This is such a surreal time. Event after event canceled, weddings reduced to a small, socially-distanced collection of core relatives or just postponed with the hope of pulling it off next year. Funerals, where families gather for closure in their grief, not allowed.
Such is the case with the passing of Bjarne Varnes. We won’t be able to give him the big sendoff he deserves.
Bjarne (pronounced Byarna, although I’ve heard it like Barney with a y) was an impressive force in the local Norwegian community, and he welcomed me as a brother when I first started finding myself surrounded by all things Norwegian. When I met my wife back in 2007, she had immersed herself into the various Norwegian organizations and so, if I wanted to spend time with her, I’d need to attend meetings of the Sons of Norway, the Norwegian Commercial Club, the Norwegian-American Chamber of Commerce, a Norwegian Ladies Chorus Concert or a Nordic Heritage Museum event. And if I was there, so was Bjarne Varnes.
He was that guy with the friendly smile who walked like he might be in pain, but he would never let you know it. Bjarne would always greet you by name and if you could spend enough time with him, he’s easily work in a story about one of his recent trips to Norway. He had construction skills, and if he had the time to help you with something, he’d be all over it. He always had something going on.
He emceed events in a way that made everyone feel welcome. Folksy would be a good word. But like I said, Bjarne was everywhere.
He was the University of Washington employee interviewed in this NBC story years ago.
Just a few years ago, he was among the contestants at the annual Lutefisk Eating Contest at Ballard Seafoodfest.

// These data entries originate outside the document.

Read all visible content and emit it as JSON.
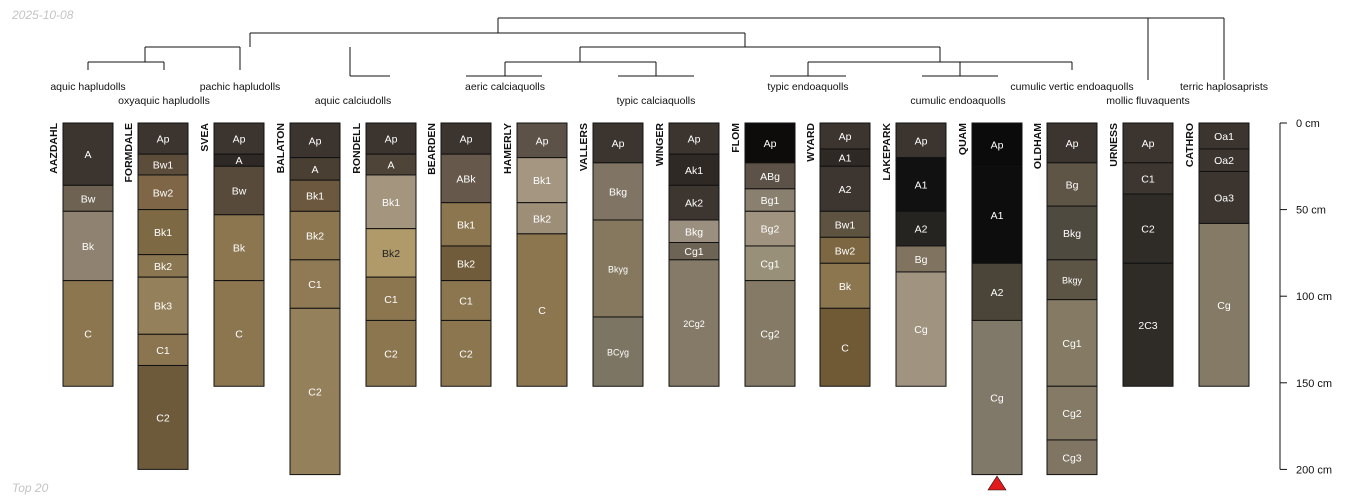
{
  "date": "2025-10-08",
  "footer": "Top 20",
  "depth_axis": {
    "labels": [
      "0 cm",
      "50 cm",
      "100 cm",
      "150 cm",
      "200 cm"
    ]
  },
  "taxa": [
    "aquic hapludolls",
    "oxyaquic hapludolls",
    "pachic hapludolls",
    "aquic calciudolls",
    "aeric calciaquolls",
    "typic calciaquolls",
    "typic endoaquolls",
    "cumulic endoaquolls",
    "cumulic vertic endoaquolls",
    "mollic fluvaquents",
    "terric haplosaprists"
  ],
  "marker": {
    "profile": "QUAM",
    "color": "#e31a1c"
  },
  "profiles": [
    {
      "name": "AAZDAHL",
      "horizons": [
        {
          "name": "A",
          "top": 0,
          "bottom": 36,
          "color": "#3b342f",
          "text": "#ffffff"
        },
        {
          "name": "Bw",
          "top": 36,
          "bottom": 51,
          "color": "#6e6352",
          "text": "#ffffff"
        },
        {
          "name": "Bk",
          "top": 51,
          "bottom": 91,
          "color": "#8f8270",
          "text": "#ffffff"
        },
        {
          "name": "C",
          "top": 91,
          "bottom": 152,
          "color": "#8c7650",
          "text": "#ffffff"
        }
      ]
    },
    {
      "name": "FORMDALE",
      "horizons": [
        {
          "name": "Ap",
          "top": 0,
          "bottom": 18,
          "color": "#3b342f",
          "text": "#ffffff"
        },
        {
          "name": "Bw1",
          "top": 18,
          "bottom": 30,
          "color": "#5c4c3a",
          "text": "#ffffff"
        },
        {
          "name": "Bw2",
          "top": 30,
          "bottom": 50,
          "color": "#7e6646",
          "text": "#ffffff"
        },
        {
          "name": "Bk1",
          "top": 50,
          "bottom": 76,
          "color": "#7d6a44",
          "text": "#ffffff"
        },
        {
          "name": "Bk2",
          "top": 76,
          "bottom": 89,
          "color": "#8a7650",
          "text": "#ffffff"
        },
        {
          "name": "Bk3",
          "top": 89,
          "bottom": 122,
          "color": "#94805a",
          "text": "#ffffff"
        },
        {
          "name": "C1",
          "top": 122,
          "bottom": 140,
          "color": "#8a7550",
          "text": "#ffffff"
        },
        {
          "name": "C2",
          "top": 140,
          "bottom": 200,
          "color": "#6d5a3a",
          "text": "#ffffff"
        }
      ]
    },
    {
      "name": "SVEA",
      "horizons": [
        {
          "name": "Ap",
          "top": 0,
          "bottom": 18,
          "color": "#3b342f",
          "text": "#ffffff"
        },
        {
          "name": "A",
          "top": 18,
          "bottom": 25,
          "color": "#2f2925",
          "text": "#ffffff"
        },
        {
          "name": "Bw",
          "top": 25,
          "bottom": 53,
          "color": "#574a3a",
          "text": "#ffffff"
        },
        {
          "name": "Bk",
          "top": 53,
          "bottom": 91,
          "color": "#8c7650",
          "text": "#ffffff"
        },
        {
          "name": "C",
          "top": 91,
          "bottom": 152,
          "color": "#8c7650",
          "text": "#ffffff"
        }
      ]
    },
    {
      "name": "BALATON",
      "horizons": [
        {
          "name": "Ap",
          "top": 0,
          "bottom": 20,
          "color": "#3b342f",
          "text": "#ffffff"
        },
        {
          "name": "A",
          "top": 20,
          "bottom": 33,
          "color": "#4a3f33",
          "text": "#ffffff"
        },
        {
          "name": "Bk1",
          "top": 33,
          "bottom": 51,
          "color": "#6b583e",
          "text": "#ffffff"
        },
        {
          "name": "Bk2",
          "top": 51,
          "bottom": 79,
          "color": "#8c7650",
          "text": "#ffffff"
        },
        {
          "name": "C1",
          "top": 79,
          "bottom": 107,
          "color": "#8f7a55",
          "text": "#ffffff"
        },
        {
          "name": "C2",
          "top": 107,
          "bottom": 203,
          "color": "#94805a",
          "text": "#ffffff"
        }
      ]
    },
    {
      "name": "RONDELL",
      "horizons": [
        {
          "name": "Ap",
          "top": 0,
          "bottom": 18,
          "color": "#3b342f",
          "text": "#ffffff"
        },
        {
          "name": "A",
          "top": 18,
          "bottom": 30,
          "color": "#4f4438",
          "text": "#ffffff"
        },
        {
          "name": "Bk1",
          "top": 30,
          "bottom": 61,
          "color": "#a3957e",
          "text": "#ffffff"
        },
        {
          "name": "Bk2",
          "top": 61,
          "bottom": 89,
          "color": "#b09a6a",
          "text": "#222222"
        },
        {
          "name": "C1",
          "top": 89,
          "bottom": 114,
          "color": "#8c7650",
          "text": "#ffffff"
        },
        {
          "name": "C2",
          "top": 114,
          "bottom": 152,
          "color": "#8c7650",
          "text": "#ffffff"
        }
      ]
    },
    {
      "name": "BEARDEN",
      "horizons": [
        {
          "name": "Ap",
          "top": 0,
          "bottom": 18,
          "color": "#3b342f",
          "text": "#ffffff"
        },
        {
          "name": "ABk",
          "top": 18,
          "bottom": 46,
          "color": "#66594b",
          "text": "#ffffff"
        },
        {
          "name": "Bk1",
          "top": 46,
          "bottom": 71,
          "color": "#8c7650",
          "text": "#ffffff"
        },
        {
          "name": "Bk2",
          "top": 71,
          "bottom": 91,
          "color": "#705c3a",
          "text": "#ffffff"
        },
        {
          "name": "C1",
          "top": 91,
          "bottom": 114,
          "color": "#8c7650",
          "text": "#ffffff"
        },
        {
          "name": "C2",
          "top": 114,
          "bottom": 152,
          "color": "#8c7650",
          "text": "#ffffff"
        }
      ]
    },
    {
      "name": "HAMERLY",
      "horizons": [
        {
          "name": "Ap",
          "top": 0,
          "bottom": 20,
          "color": "#5c5248",
          "text": "#ffffff"
        },
        {
          "name": "Bk1",
          "top": 20,
          "bottom": 46,
          "color": "#a49680",
          "text": "#ffffff"
        },
        {
          "name": "Bk2",
          "top": 46,
          "bottom": 64,
          "color": "#9d8e78",
          "text": "#ffffff"
        },
        {
          "name": "C",
          "top": 64,
          "bottom": 152,
          "color": "#8c7650",
          "text": "#ffffff"
        }
      ]
    },
    {
      "name": "VALLERS",
      "horizons": [
        {
          "name": "Ap",
          "top": 0,
          "bottom": 23,
          "color": "#3b342f",
          "text": "#ffffff"
        },
        {
          "name": "Bkg",
          "top": 23,
          "bottom": 56,
          "color": "#807565",
          "text": "#ffffff"
        },
        {
          "name": "Bkyg",
          "top": 56,
          "bottom": 112,
          "color": "#85785e",
          "text": "#ffffff"
        },
        {
          "name": "BCyg",
          "top": 112,
          "bottom": 152,
          "color": "#7d7563",
          "text": "#ffffff"
        }
      ]
    },
    {
      "name": "WINGER",
      "horizons": [
        {
          "name": "Ap",
          "top": 0,
          "bottom": 18,
          "color": "#3b342f",
          "text": "#ffffff"
        },
        {
          "name": "Ak1",
          "top": 18,
          "bottom": 36,
          "color": "#2f2925",
          "text": "#ffffff"
        },
        {
          "name": "Ak2",
          "top": 36,
          "bottom": 56,
          "color": "#3d3630",
          "text": "#ffffff"
        },
        {
          "name": "Bkg",
          "top": 56,
          "bottom": 69,
          "color": "#9b9080",
          "text": "#ffffff"
        },
        {
          "name": "Cg1",
          "top": 69,
          "bottom": 79,
          "color": "#6e6455",
          "text": "#ffffff"
        },
        {
          "name": "2Cg2",
          "top": 79,
          "bottom": 152,
          "color": "#857a68",
          "text": "#ffffff"
        }
      ]
    },
    {
      "name": "FLOM",
      "horizons": [
        {
          "name": "Ap",
          "top": 0,
          "bottom": 23,
          "color": "#0d0c0b",
          "text": "#ffffff"
        },
        {
          "name": "ABg",
          "top": 23,
          "bottom": 38,
          "color": "#5c5247",
          "text": "#ffffff"
        },
        {
          "name": "Bg1",
          "top": 38,
          "bottom": 51,
          "color": "#8a806f",
          "text": "#ffffff"
        },
        {
          "name": "Bg2",
          "top": 51,
          "bottom": 71,
          "color": "#a09480",
          "text": "#ffffff"
        },
        {
          "name": "Cg1",
          "top": 71,
          "bottom": 91,
          "color": "#989078",
          "text": "#ffffff"
        },
        {
          "name": "Cg2",
          "top": 91,
          "bottom": 152,
          "color": "#857a66",
          "text": "#ffffff"
        }
      ]
    },
    {
      "name": "WYARD",
      "horizons": [
        {
          "name": "Ap",
          "top": 0,
          "bottom": 15,
          "color": "#3b342f",
          "text": "#ffffff"
        },
        {
          "name": "A1",
          "top": 15,
          "bottom": 25,
          "color": "#2f2925",
          "text": "#ffffff"
        },
        {
          "name": "A2",
          "top": 25,
          "bottom": 51,
          "color": "#3d3630",
          "text": "#ffffff"
        },
        {
          "name": "Bw1",
          "top": 51,
          "bottom": 66,
          "color": "#5e5240",
          "text": "#ffffff"
        },
        {
          "name": "Bw2",
          "top": 66,
          "bottom": 81,
          "color": "#7d6743",
          "text": "#ffffff"
        },
        {
          "name": "Bk",
          "top": 81,
          "bottom": 107,
          "color": "#8c7650",
          "text": "#ffffff"
        },
        {
          "name": "C",
          "top": 107,
          "bottom": 152,
          "color": "#705a35",
          "text": "#ffffff"
        }
      ]
    },
    {
      "name": "LAKEPARK",
      "horizons": [
        {
          "name": "Ap",
          "top": 0,
          "bottom": 20,
          "color": "#3b342f",
          "text": "#ffffff"
        },
        {
          "name": "A1",
          "top": 20,
          "bottom": 51,
          "color": "#111111",
          "text": "#ffffff"
        },
        {
          "name": "A2",
          "top": 51,
          "bottom": 71,
          "color": "#262420",
          "text": "#ffffff"
        },
        {
          "name": "Bg",
          "top": 71,
          "bottom": 86,
          "color": "#807360",
          "text": "#ffffff"
        },
        {
          "name": "Cg",
          "top": 86,
          "bottom": 152,
          "color": "#a09480",
          "text": "#ffffff"
        }
      ]
    },
    {
      "name": "QUAM",
      "horizons": [
        {
          "name": "Ap",
          "top": 0,
          "bottom": 25,
          "color": "#0b0b0b",
          "text": "#ffffff"
        },
        {
          "name": "A1",
          "top": 25,
          "bottom": 81,
          "color": "#0d0d0d",
          "text": "#ffffff"
        },
        {
          "name": "A2",
          "top": 81,
          "bottom": 114,
          "color": "#4a4538",
          "text": "#ffffff"
        },
        {
          "name": "Cg",
          "top": 114,
          "bottom": 203,
          "color": "#807868",
          "text": "#ffffff"
        }
      ]
    },
    {
      "name": "OLDHAM",
      "horizons": [
        {
          "name": "Ap",
          "top": 0,
          "bottom": 23,
          "color": "#3b342f",
          "text": "#ffffff"
        },
        {
          "name": "Bg",
          "top": 23,
          "bottom": 48,
          "color": "#5e5546",
          "text": "#ffffff"
        },
        {
          "name": "Bkg",
          "top": 48,
          "bottom": 79,
          "color": "#4f4a40",
          "text": "#ffffff"
        },
        {
          "name": "Bkgy",
          "top": 79,
          "bottom": 102,
          "color": "#5c5445",
          "text": "#ffffff"
        },
        {
          "name": "Cg1",
          "top": 102,
          "bottom": 152,
          "color": "#857a64",
          "text": "#ffffff"
        },
        {
          "name": "Cg2",
          "top": 152,
          "bottom": 183,
          "color": "#857a66",
          "text": "#ffffff"
        },
        {
          "name": "Cg3",
          "top": 183,
          "bottom": 203,
          "color": "#807562",
          "text": "#ffffff"
        }
      ]
    },
    {
      "name": "URNESS",
      "horizons": [
        {
          "name": "Ap",
          "top": 0,
          "bottom": 23,
          "color": "#3b342f",
          "text": "#ffffff"
        },
        {
          "name": "C1",
          "top": 23,
          "bottom": 41,
          "color": "#3d3630",
          "text": "#ffffff"
        },
        {
          "name": "C2",
          "top": 41,
          "bottom": 81,
          "color": "#2f2c28",
          "text": "#ffffff"
        },
        {
          "name": "2C3",
          "top": 81,
          "bottom": 152,
          "color": "#2f2c27",
          "text": "#ffffff"
        }
      ]
    },
    {
      "name": "CATHRO",
      "horizons": [
        {
          "name": "Oa1",
          "top": 0,
          "bottom": 15,
          "color": "#3b342f",
          "text": "#ffffff"
        },
        {
          "name": "Oa2",
          "top": 15,
          "bottom": 28,
          "color": "#3b342f",
          "text": "#ffffff"
        },
        {
          "name": "Oa3",
          "top": 28,
          "bottom": 58,
          "color": "#3b342f",
          "text": "#ffffff"
        },
        {
          "name": "Cg",
          "top": 58,
          "bottom": 152,
          "color": "#857a66",
          "text": "#ffffff"
        }
      ]
    }
  ]
}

But Bjarne didn’t just show me a lot about life, he also taught me about the inevitable. Those close to him knew he had some health issues, which is code for battling cancer, for the last 7 years. I don’t recall the exact last time I saw him, but I remember sitting down to chat with him and asking him the typical, “How’s it going?” and he replied, “Not good, not good.” But he didn’t go into detail and he didn’t stay there. He was just informing me as a friend of the reality of his situation. He then returned to that smile of his and off we went into some other subject that had to do with living and doing and being.
You know, with this pandemic, there have been a lot friends I haven’t seen for a long, long time. I heard about Bjarne’s health failing and that this was going to be it, but before I could figure out a time to stop by and see him or if that was even possible, he passed. It’s a bit hard for me to realize he’s actually gone, because he was always so alive.
I don’t know about you, but at one time in my life, I felt if I made it 75 years, that would be plenty. Soon I will attempt a soft landing on my 65th birthday, which will put me at 10 years remaining until 75; I can already tell you that is hardly enough. I know that it was far less than what Bjarne had in mind, but the thing about Mr. Varnes was–he made every single one of those years count.
Rest well, my friend. Thanks for showing me how one of the good ones do it.